US Border Policies: Actions and Implications.

In the still warm deal over border policy between the US and Guatemala, the US in a much strategic attempt has ventured to evade its responsibilities by inducing the Guatemalan president to sign the treaty on unconscionable terms. The deal buzzed as “safe third country agreement,” shall entail a pre-condition on all those asylum seekers who travelled to the US by land through Guatemala to seek asylum in Guatemala in the first place. This precondition if seen in the light of the current state of affairs prevailing in Guatemala, can be deduced as an indirect attempt by the US to disregard the fundamental principles underlying the concept of asylum-seeking which the principle of non-refoulement holds. Apart from this, the Trump administration has till now introduced various policies under its regime to debar the entry of asylum seekers to seek refuge in the country. US Attorney General Jeff Sessions announced the zero-tolerance policy in April 2018, which aims to initiate criminal proceedings against the people who are caught crossing the US border by undermining the established procedure. Under the light of said executive order, till now almost 3000 children have been separated from their parents. Apart from this, the Trump administration has imposed various deterrents to make the application for asylum more cumbersome. For instance, asylum seekers have been compelled to wait for a period of six months on the side of the US-Mexico. The psychological impact amongst the adult migrants and the children due to detention and deportation has been observed to be a major detrimental factor contributing to suicidal tendencies and deterioration of mental health. A 2018 report by ProPublica, America’s leading newsroom known for its investigative journalism in the public interest, has observed that the process of separation of children from their families has led to rampant rates of commission of sexual abuses in shelter homes which are often regarded as the so-called safe havens for asylum seekers. In the most recent announcements on the immigration policy, the Trump administration has pressed for a new rule which would essentially ban all the asylum seekers from seeking asylum who belong to “safe third world” or Central American nations. The administration states the rule as “enhancing the integrity of the asylum process by placing further restrictions or limitations on eligibility,”


CONCLUSION


The protracted and cumbersome process of asylum-seeking in the US coupled with various administrative orders passed by the Trump administration quite distinctly represents that the US has engaged in the violation of basic human rights.

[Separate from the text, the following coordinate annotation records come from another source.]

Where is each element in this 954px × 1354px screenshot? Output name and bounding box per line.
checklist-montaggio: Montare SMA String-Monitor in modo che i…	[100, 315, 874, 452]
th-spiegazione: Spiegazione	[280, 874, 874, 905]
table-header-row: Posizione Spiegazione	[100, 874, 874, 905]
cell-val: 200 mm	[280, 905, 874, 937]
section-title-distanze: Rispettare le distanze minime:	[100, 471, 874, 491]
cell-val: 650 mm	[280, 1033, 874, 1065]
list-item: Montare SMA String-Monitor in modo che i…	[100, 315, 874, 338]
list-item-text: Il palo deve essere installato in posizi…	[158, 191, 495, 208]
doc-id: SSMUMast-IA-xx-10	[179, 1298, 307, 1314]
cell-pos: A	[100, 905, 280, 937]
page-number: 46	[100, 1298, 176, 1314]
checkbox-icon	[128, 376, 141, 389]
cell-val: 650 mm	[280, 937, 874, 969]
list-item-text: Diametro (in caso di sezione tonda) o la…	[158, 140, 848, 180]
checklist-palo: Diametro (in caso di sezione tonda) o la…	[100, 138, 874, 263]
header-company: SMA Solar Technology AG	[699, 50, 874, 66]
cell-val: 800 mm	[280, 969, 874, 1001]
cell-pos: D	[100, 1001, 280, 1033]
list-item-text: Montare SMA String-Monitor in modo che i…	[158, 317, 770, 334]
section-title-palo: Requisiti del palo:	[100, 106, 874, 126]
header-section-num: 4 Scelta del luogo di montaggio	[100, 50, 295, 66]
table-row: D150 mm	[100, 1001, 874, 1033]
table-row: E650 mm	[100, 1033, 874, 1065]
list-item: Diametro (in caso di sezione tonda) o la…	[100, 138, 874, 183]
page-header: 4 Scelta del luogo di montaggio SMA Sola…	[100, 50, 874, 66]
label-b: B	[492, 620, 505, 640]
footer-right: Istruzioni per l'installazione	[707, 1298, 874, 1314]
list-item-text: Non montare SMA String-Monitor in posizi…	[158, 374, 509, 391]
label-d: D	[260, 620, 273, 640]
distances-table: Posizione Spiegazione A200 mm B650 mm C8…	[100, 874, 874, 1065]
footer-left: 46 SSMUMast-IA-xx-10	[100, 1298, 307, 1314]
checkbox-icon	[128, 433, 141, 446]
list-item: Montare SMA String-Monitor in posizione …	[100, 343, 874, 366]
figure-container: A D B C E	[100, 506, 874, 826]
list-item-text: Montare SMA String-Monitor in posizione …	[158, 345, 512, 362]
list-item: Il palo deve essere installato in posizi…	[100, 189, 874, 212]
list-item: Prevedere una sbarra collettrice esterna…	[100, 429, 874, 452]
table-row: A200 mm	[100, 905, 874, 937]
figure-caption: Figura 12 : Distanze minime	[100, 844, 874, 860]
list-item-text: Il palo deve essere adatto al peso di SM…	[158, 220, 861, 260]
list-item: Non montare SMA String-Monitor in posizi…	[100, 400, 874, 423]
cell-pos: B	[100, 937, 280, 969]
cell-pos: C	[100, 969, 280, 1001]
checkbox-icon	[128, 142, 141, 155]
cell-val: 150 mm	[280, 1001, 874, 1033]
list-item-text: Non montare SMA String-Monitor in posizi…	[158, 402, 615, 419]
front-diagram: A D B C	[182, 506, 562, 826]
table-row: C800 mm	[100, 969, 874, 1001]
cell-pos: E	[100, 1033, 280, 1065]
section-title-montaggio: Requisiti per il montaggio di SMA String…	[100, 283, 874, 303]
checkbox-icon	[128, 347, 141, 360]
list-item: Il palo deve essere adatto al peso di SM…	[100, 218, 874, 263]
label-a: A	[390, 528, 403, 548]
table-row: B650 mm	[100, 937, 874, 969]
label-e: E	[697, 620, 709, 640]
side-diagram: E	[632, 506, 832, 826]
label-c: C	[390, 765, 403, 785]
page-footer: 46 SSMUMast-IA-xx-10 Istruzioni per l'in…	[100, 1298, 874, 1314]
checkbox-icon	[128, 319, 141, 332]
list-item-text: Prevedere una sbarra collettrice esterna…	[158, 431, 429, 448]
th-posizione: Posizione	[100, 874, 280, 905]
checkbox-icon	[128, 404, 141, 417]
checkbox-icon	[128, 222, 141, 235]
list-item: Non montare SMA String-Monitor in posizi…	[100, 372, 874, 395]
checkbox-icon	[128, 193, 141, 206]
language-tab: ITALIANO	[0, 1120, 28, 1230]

And these violations have emerged after contravening the principle of non-refoulement which has been recognized as having the jus cogens nature in customary international law. This current incessant neglect of the US to comply with the international conventions to provide asylum is a clear consequence of various intermingled socio-political and economic trends. And therefore, considering the 2020 US presidential elections, the incoming president of the US bears the responsibility of complying with the international norms which are being violated by the current administration.